Go to a track and practice coming out of blocks. Back into the blocks, placing your power leg -- your dominant leg -- closest to the starting line, and placing your lead leg behind. Bend your power leg about 90 degrees and your lead leg about 120 degrees. Rest your thumbs and tips of your fingers on the track and lift your hips up higher than your shoulders. Look straight ahead.
Work on your sprinting form. Keep your head up, and relax your shoulders, keeping them low and relaxed. Pump your arms powerfully straight back and forth at hip level, keeping your hands relaxed. Bring your knees up high with each stride to increase your leg turnover.
Wear a running parachute. Sprint 100 yards wearing the parachute. At the 50-yard marker, press the release button on the front of your harness. This releases the parachute and eliminates the resistance, giving you a surge of speed. Perform this exercise five times three times a week.
Sprint as fast as you can for 30 seconds. Jog to recover for one minute. Perform this exercise eight times. Do this workout three times a week.

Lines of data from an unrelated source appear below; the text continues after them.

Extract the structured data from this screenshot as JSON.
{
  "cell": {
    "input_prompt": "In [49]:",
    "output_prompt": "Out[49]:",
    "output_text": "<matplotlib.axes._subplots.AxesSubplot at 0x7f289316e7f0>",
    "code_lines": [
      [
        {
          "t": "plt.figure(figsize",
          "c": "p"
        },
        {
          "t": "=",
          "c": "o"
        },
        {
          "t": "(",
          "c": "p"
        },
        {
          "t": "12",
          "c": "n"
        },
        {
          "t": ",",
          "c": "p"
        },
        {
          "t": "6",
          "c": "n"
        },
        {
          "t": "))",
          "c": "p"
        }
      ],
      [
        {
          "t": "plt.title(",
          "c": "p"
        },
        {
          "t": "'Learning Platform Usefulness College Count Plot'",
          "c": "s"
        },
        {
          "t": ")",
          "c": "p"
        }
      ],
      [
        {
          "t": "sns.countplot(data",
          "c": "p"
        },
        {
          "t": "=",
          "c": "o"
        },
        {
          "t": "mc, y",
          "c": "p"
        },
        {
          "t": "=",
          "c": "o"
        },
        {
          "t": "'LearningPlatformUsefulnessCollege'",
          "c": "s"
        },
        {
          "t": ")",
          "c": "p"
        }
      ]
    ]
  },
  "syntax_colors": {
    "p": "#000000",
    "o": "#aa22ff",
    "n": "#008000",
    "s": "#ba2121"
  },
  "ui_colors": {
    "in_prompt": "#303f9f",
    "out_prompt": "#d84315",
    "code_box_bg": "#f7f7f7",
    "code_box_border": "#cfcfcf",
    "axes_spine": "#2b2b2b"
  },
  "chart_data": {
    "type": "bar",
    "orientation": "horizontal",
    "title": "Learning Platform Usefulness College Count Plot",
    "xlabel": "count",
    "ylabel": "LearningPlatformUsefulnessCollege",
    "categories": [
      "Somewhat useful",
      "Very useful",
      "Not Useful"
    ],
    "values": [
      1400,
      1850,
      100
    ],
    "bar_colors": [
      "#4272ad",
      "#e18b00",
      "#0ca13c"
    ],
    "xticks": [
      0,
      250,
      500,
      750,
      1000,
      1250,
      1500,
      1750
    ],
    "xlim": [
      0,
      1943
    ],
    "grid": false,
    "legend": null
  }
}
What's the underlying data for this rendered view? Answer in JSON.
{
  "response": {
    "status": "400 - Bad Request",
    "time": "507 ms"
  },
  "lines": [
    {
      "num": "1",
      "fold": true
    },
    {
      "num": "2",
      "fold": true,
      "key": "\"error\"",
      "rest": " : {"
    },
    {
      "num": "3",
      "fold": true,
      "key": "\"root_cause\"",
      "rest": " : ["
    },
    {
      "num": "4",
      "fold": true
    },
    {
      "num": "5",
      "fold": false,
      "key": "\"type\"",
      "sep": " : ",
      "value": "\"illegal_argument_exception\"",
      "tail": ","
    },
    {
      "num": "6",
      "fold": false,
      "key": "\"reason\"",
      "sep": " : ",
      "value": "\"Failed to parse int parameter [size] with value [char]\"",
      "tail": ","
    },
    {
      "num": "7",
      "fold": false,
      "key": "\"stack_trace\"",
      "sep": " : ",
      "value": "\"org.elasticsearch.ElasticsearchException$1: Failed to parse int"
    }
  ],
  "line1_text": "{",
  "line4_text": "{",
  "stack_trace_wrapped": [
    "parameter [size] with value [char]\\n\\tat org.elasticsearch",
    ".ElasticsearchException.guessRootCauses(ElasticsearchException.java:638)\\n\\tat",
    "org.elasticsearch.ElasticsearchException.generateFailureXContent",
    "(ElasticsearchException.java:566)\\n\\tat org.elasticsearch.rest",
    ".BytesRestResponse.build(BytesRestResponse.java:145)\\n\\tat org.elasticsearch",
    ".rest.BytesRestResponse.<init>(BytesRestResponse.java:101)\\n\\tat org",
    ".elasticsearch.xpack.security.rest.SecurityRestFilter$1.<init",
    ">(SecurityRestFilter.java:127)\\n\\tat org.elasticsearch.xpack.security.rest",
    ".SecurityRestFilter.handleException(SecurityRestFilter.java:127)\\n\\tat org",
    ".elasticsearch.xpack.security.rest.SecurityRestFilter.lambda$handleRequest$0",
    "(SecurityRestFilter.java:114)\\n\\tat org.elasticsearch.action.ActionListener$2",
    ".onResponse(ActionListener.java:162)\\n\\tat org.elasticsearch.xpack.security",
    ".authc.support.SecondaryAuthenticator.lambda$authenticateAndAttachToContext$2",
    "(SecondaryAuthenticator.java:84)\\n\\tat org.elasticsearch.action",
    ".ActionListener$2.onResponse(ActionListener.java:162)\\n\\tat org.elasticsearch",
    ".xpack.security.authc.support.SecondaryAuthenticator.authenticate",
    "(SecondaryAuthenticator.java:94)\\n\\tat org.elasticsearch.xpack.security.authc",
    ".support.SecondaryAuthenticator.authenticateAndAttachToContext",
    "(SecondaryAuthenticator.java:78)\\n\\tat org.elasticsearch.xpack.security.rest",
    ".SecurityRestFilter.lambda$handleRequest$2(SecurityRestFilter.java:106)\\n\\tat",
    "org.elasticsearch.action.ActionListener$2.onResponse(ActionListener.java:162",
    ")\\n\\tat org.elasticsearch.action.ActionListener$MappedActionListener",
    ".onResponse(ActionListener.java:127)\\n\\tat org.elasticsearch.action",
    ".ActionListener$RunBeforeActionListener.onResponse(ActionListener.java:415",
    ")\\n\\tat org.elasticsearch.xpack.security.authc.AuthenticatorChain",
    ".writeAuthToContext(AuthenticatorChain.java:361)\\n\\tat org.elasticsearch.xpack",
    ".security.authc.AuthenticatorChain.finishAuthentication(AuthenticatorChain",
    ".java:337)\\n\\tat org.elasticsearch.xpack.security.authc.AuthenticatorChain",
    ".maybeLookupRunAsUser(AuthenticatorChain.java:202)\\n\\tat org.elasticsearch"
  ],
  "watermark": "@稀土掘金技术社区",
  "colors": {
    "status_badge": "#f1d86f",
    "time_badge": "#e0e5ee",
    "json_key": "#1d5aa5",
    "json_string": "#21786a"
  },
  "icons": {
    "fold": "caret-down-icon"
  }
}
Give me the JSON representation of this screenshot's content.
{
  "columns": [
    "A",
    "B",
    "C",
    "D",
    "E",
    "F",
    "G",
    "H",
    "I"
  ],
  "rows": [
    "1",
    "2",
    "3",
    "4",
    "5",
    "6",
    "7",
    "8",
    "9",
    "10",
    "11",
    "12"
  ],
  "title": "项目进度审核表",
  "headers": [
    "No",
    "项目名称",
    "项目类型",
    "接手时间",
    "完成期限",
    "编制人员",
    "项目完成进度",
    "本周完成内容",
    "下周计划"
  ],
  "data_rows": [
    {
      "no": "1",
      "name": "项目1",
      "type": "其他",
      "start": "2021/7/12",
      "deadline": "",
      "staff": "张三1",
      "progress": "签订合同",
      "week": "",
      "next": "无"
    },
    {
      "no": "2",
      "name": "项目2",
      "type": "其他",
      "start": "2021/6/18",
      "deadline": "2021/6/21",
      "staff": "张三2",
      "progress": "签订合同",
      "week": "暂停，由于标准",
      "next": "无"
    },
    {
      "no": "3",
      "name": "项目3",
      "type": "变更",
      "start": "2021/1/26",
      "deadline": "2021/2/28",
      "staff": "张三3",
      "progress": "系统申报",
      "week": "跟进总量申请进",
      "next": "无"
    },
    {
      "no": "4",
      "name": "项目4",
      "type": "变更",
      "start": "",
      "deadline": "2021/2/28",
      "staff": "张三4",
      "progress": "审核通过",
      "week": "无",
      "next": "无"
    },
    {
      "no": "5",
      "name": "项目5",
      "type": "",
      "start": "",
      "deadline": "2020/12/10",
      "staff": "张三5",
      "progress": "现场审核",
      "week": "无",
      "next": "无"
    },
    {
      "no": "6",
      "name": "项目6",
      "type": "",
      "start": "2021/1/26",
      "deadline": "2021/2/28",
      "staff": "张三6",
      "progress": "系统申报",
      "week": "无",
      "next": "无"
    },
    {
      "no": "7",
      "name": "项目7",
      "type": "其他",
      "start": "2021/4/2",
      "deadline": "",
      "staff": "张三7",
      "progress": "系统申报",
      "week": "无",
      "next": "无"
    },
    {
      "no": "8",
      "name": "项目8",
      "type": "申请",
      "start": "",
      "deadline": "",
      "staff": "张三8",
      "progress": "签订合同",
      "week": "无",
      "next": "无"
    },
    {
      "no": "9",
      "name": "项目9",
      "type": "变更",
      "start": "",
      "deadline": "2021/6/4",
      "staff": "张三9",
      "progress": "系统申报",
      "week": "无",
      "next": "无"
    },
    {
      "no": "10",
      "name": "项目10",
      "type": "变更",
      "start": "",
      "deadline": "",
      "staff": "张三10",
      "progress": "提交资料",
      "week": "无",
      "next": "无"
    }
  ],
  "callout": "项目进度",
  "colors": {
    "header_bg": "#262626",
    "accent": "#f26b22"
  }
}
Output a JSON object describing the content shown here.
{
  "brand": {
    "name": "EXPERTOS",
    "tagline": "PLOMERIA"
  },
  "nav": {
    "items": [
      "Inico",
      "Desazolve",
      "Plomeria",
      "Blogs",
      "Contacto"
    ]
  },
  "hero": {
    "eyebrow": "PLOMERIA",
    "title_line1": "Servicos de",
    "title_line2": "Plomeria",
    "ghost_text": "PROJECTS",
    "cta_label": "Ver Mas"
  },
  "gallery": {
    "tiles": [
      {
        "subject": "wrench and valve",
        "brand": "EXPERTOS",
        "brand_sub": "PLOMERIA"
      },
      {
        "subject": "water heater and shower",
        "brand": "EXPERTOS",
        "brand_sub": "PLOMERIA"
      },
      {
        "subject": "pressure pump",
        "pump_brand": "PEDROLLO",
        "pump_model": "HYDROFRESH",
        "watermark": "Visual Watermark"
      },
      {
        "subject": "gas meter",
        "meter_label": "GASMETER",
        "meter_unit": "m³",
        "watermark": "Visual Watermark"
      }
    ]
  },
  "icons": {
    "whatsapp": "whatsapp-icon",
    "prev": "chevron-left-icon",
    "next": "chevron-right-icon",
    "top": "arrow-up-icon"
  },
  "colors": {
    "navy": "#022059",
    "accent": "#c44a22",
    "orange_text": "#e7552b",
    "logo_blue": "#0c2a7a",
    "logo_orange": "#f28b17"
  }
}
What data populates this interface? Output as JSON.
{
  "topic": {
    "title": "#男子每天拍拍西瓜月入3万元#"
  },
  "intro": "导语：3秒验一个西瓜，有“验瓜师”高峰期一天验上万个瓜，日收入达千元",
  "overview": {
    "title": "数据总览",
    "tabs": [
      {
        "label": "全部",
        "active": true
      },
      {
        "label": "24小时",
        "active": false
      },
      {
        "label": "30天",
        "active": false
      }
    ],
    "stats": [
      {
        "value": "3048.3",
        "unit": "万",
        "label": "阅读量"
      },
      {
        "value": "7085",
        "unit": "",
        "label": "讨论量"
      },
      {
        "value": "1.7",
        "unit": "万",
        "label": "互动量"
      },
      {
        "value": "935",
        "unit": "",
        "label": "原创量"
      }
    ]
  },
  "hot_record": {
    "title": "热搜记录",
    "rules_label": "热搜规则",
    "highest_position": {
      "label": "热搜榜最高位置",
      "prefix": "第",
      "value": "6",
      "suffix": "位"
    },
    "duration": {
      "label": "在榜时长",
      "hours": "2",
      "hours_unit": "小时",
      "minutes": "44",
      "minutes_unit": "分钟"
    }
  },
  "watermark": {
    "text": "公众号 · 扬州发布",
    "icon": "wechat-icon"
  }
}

To increase your leg strength, lift weights three times a week. A strong lower body increases your speed. Perform squats, the leg press and leg curls to develop strong leg muscles.
Things You'll Need
Warm up before each workout and stretch for 10 minutes after your workout. Allow one day of rest between resistance training sessions to let your muscles recover.
Check with your health-care provider before beginning an exercise program for the first time or if you have been away from fitness programs for a while, or if you have any chronic health issues.